如何根据 属性 压缩 2 个序列(zip,join)
How to zip 2 sequences based on property (zip, join)
我想基于一个共同的 属性 压缩 2 个序列的项目,类似于在使用枚举时加入它们。我怎样才能通过第二次测试?
using NUnit.Framework;
using System;
using System.Collections.Generic;
using System.Linq;
using System.Reactive.Linq;
using System.Threading.Tasks;
public class SequenceTests
{
private class Entry
{
public Entry(DateTime timestamp, string value)
{
Timestamp = timestamp;
Value = value;
}
public DateTime Timestamp { get; }
public string Value { get; }
}
private readonly IEnumerable<Entry> Tasks = new List<Entry>
{
new Entry(new DateTime(2021, 6, 6), "Do homework"),
new Entry(new DateTime(2021, 6, 7), "Buy groceries"), // <-- This date is also in the People collection!
new Entry(new DateTime(2021, 6, 8), "Walk the dog"),
};
private readonly IEnumerable<Entry> People = new List<Entry>
{
new Entry(new DateTime(2021, 6, 4), "Peter"),
new Entry(new DateTime(2021, 6, 5), "Jane"),
new Entry(new DateTime(2021, 6, 7), "Paul"), // <-- This date is also in the Tasks collection!

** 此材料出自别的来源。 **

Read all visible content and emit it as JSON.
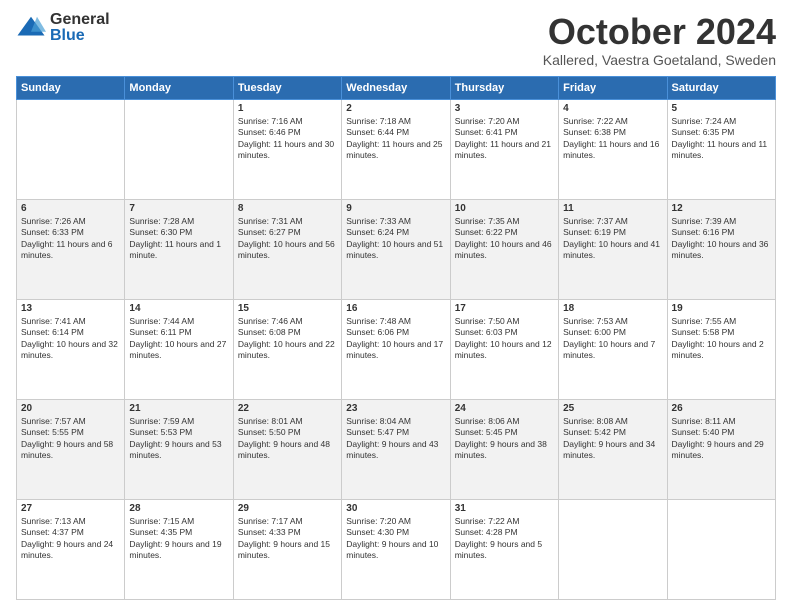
{
  "logo": {
    "general": "General",
    "blue": "Blue"
  },
  "title": "October 2024",
  "subtitle": "Kallered, Vaestra Goetaland, Sweden",
  "days_of_week": [
    "Sunday",
    "Monday",
    "Tuesday",
    "Wednesday",
    "Thursday",
    "Friday",
    "Saturday"
  ],
  "weeks": [
    [
      {
        "day": "",
        "sunrise": "",
        "sunset": "",
        "daylight": ""
      },
      {
        "day": "",
        "sunrise": "",
        "sunset": "",
        "daylight": ""
      },
      {
        "day": "1",
        "sunrise": "Sunrise: 7:16 AM",
        "sunset": "Sunset: 6:46 PM",
        "daylight": "Daylight: 11 hours and 30 minutes."
      },
      {
        "day": "2",
        "sunrise": "Sunrise: 7:18 AM",
        "sunset": "Sunset: 6:44 PM",
        "daylight": "Daylight: 11 hours and 25 minutes."
      },
      {
        "day": "3",
        "sunrise": "Sunrise: 7:20 AM",
        "sunset": "Sunset: 6:41 PM",
        "daylight": "Daylight: 11 hours and 21 minutes."
      },
      {
        "day": "4",
        "sunrise": "Sunrise: 7:22 AM",
        "sunset": "Sunset: 6:38 PM",
        "daylight": "Daylight: 11 hours and 16 minutes."
      },
      {
        "day": "5",
        "sunrise": "Sunrise: 7:24 AM",
        "sunset": "Sunset: 6:35 PM",
        "daylight": "Daylight: 11 hours and 11 minutes."
      }
    ],
    [
      {
        "day": "6",
        "sunrise": "Sunrise: 7:26 AM",
        "sunset": "Sunset: 6:33 PM",
        "daylight": "Daylight: 11 hours and 6 minutes."
      },
      {
        "day": "7",
        "sunrise": "Sunrise: 7:28 AM",
        "sunset": "Sunset: 6:30 PM",
        "daylight": "Daylight: 11 hours and 1 minute."
      },
      {
        "day": "8",
        "sunrise": "Sunrise: 7:31 AM",
        "sunset": "Sunset: 6:27 PM",
        "daylight": "Daylight: 10 hours and 56 minutes."
      },
      {
        "day": "9",
        "sunrise": "Sunrise: 7:33 AM",
        "sunset": "Sunset: 6:24 PM",
        "daylight": "Daylight: 10 hours and 51 minutes."
      },
      {
        "day": "10",
        "sunrise": "Sunrise: 7:35 AM",
        "sunset": "Sunset: 6:22 PM",
        "daylight": "Daylight: 10 hours and 46 minutes."
      },
      {
        "day": "11",
        "sunrise": "Sunrise: 7:37 AM",
        "sunset": "Sunset: 6:19 PM",
        "daylight": "Daylight: 10 hours and 41 minutes."
      },
      {
        "day": "12",
        "sunrise": "Sunrise: 7:39 AM",
        "sunset": "Sunset: 6:16 PM",
        "daylight": "Daylight: 10 hours and 36 minutes."
      }
    ],
    [
      {
        "day": "13",
        "sunrise": "Sunrise: 7:41 AM",
        "sunset": "Sunset: 6:14 PM",
        "daylight": "Daylight: 10 hours and 32 minutes."
      },
      {
        "day": "14",
        "sunrise": "Sunrise: 7:44 AM",
        "sunset": "Sunset: 6:11 PM",
        "daylight": "Daylight: 10 hours and 27 minutes."
      },
      {
        "day": "15",
        "sunrise": "Sunrise: 7:46 AM",
        "sunset": "Sunset: 6:08 PM",
        "daylight": "Daylight: 10 hours and 22 minutes."
      },
      {
        "day": "16",
        "sunrise": "Sunrise: 7:48 AM",
        "sunset": "Sunset: 6:06 PM",
        "daylight": "Daylight: 10 hours and 17 minutes."
      },
      {
        "day": "17",
        "sunrise": "Sunrise: 7:50 AM",
        "sunset": "Sunset: 6:03 PM",
        "daylight": "Daylight: 10 hours and 12 minutes."
      },
      {
        "day": "18",
        "sunrise": "Sunrise: 7:53 AM",
        "sunset": "Sunset: 6:00 PM",
        "daylight": "Daylight: 10 hours and 7 minutes."
      },
      {
        "day": "19",
        "sunrise": "Sunrise: 7:55 AM",
        "sunset": "Sunset: 5:58 PM",
        "daylight": "Daylight: 10 hours and 2 minutes."
      }
    ],
    [
      {
        "day": "20",
        "sunrise": "Sunrise: 7:57 AM",
        "sunset": "Sunset: 5:55 PM",
        "daylight": "Daylight: 9 hours and 58 minutes."
      },
      {
        "day": "21",
        "sunrise": "Sunrise: 7:59 AM",
        "sunset": "Sunset: 5:53 PM",
        "daylight": "Daylight: 9 hours and 53 minutes."
      },
      {
        "day": "22",
        "sunrise": "Sunrise: 8:01 AM",
        "sunset": "Sunset: 5:50 PM",
        "daylight": "Daylight: 9 hours and 48 minutes."
      },
      {
        "day": "23",
        "sunrise": "Sunrise: 8:04 AM",
        "sunset": "Sunset: 5:47 PM",
        "daylight": "Daylight: 9 hours and 43 minutes."
      },
      {
        "day": "24",
        "sunrise": "Sunrise: 8:06 AM",
        "sunset": "Sunset: 5:45 PM",
        "daylight": "Daylight: 9 hours and 38 minutes."
      },
      {
        "day": "25",
        "sunrise": "Sunrise: 8:08 AM",
        "sunset": "Sunset: 5:42 PM",
        "daylight": "Daylight: 9 hours and 34 minutes."
      },
      {
        "day": "26",
        "sunrise": "Sunrise: 8:11 AM",
        "sunset": "Sunset: 5:40 PM",
        "daylight": "Daylight: 9 hours and 29 minutes."
      }
    ],
    [
      {
        "day": "27",
        "sunrise": "Sunrise: 7:13 AM",
        "sunset": "Sunset: 4:37 PM",
        "daylight": "Daylight: 9 hours and 24 minutes."
      },
      {
        "day": "28",
        "sunrise": "Sunrise: 7:15 AM",
        "sunset": "Sunset: 4:35 PM",
        "daylight": "Daylight: 9 hours and 19 minutes."
      },
      {
        "day": "29",
        "sunrise": "Sunrise: 7:17 AM",
        "sunset": "Sunset: 4:33 PM",
        "daylight": "Daylight: 9 hours and 15 minutes."
      },
      {
        "day": "30",
        "sunrise": "Sunrise: 7:20 AM",
        "sunset": "Sunset: 4:30 PM",
        "daylight": "Daylight: 9 hours and 10 minutes."
      },
      {
        "day": "31",
        "sunrise": "Sunrise: 7:22 AM",
        "sunset": "Sunset: 4:28 PM",
        "daylight": "Daylight: 9 hours and 5 minutes."
      },
      {
        "day": "",
        "sunrise": "",
        "sunset": "",
        "daylight": ""
      },
      {
        "day": "",
        "sunrise": "",
        "sunset": "",
        "daylight": ""
      }
    ]
  ]
}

new Entry(new DateTime(2021, 6, 9), "Mary"),
};
private class Assignment
{
public string Task { get; set; }
public string Person { get; set; }
}
[Test]
public void Join_two_collections_should_succeed()
{
var assignments = Tasks
.Join(People,
task => task.Timestamp,
person => person.Timestamp,
(task, person) => new Assignment { Task = task.Value, Person = person.Value });
Assert.AreEqual(1, assignments.Count());
Assert.AreEqual("Buy groceries", assignments.First().Task);
Assert.AreEqual("Paul", assignments.First().Person);
}
[Test]
public async Task Zip_two_sequences_should_succeed()
{
var tasks = Observable.ToObservable(Tasks);
var people = Observable.ToObservable(People);
var sequence = tasks
.Zip(people)
.Select(pair => new Assignment { Task = pair.First.Value, Person = pair.Second.Value });
var assignments = await sequence.ToList();
Assert.AreEqual(1, assignments.Count);
Assert.AreEqual("Buy groceries", assignments.First().Task);
Assert.AreEqual("Paul", assignments.First().Person);
}
}
observable Zip 运算符的工作方式与可枚举版本相同。你没有在第一次测试中使用它,所以它不像你在这里需要的操作员。
您需要的只是 SelectMany 运算符。
试试这个查询:
var sequence =
from t in tasks
from p in people
where t.Timestamp == p.Timestamp
select new Assignment { Task = t.Value, Person = p.Value };
这适用于您的测试。
这里有一个自定义的 Join 运算符,可以用来解决这个问题。它基于 Merge、GroupByUntil 和 SelectMany 运算符:
/// <summary>
/// Correlates the elements of two sequences based on matching keys. Results are
/// produced for all combinations of correlated elements that have an overlapping
/// duration.
/// </summary>
public static IObservable<TResult> Join<TLeft, TRight, TKey, TResult>(
this IObservable<TLeft> left,
IObservable<TRight> right,
Func<TLeft, TKey> leftKeySelector,
Func<TRight, TKey> rightKeySelector,
Func<TLeft, TRight, TResult> resultSelector,
TimeSpan? keyDuration = null,
IEqualityComparer<TKey> keyComparer = null)
{
// Arguments validation omitted
keyComparer ??= EqualityComparer<TKey>.Default;
var groupDuration = keyDuration.HasValue ?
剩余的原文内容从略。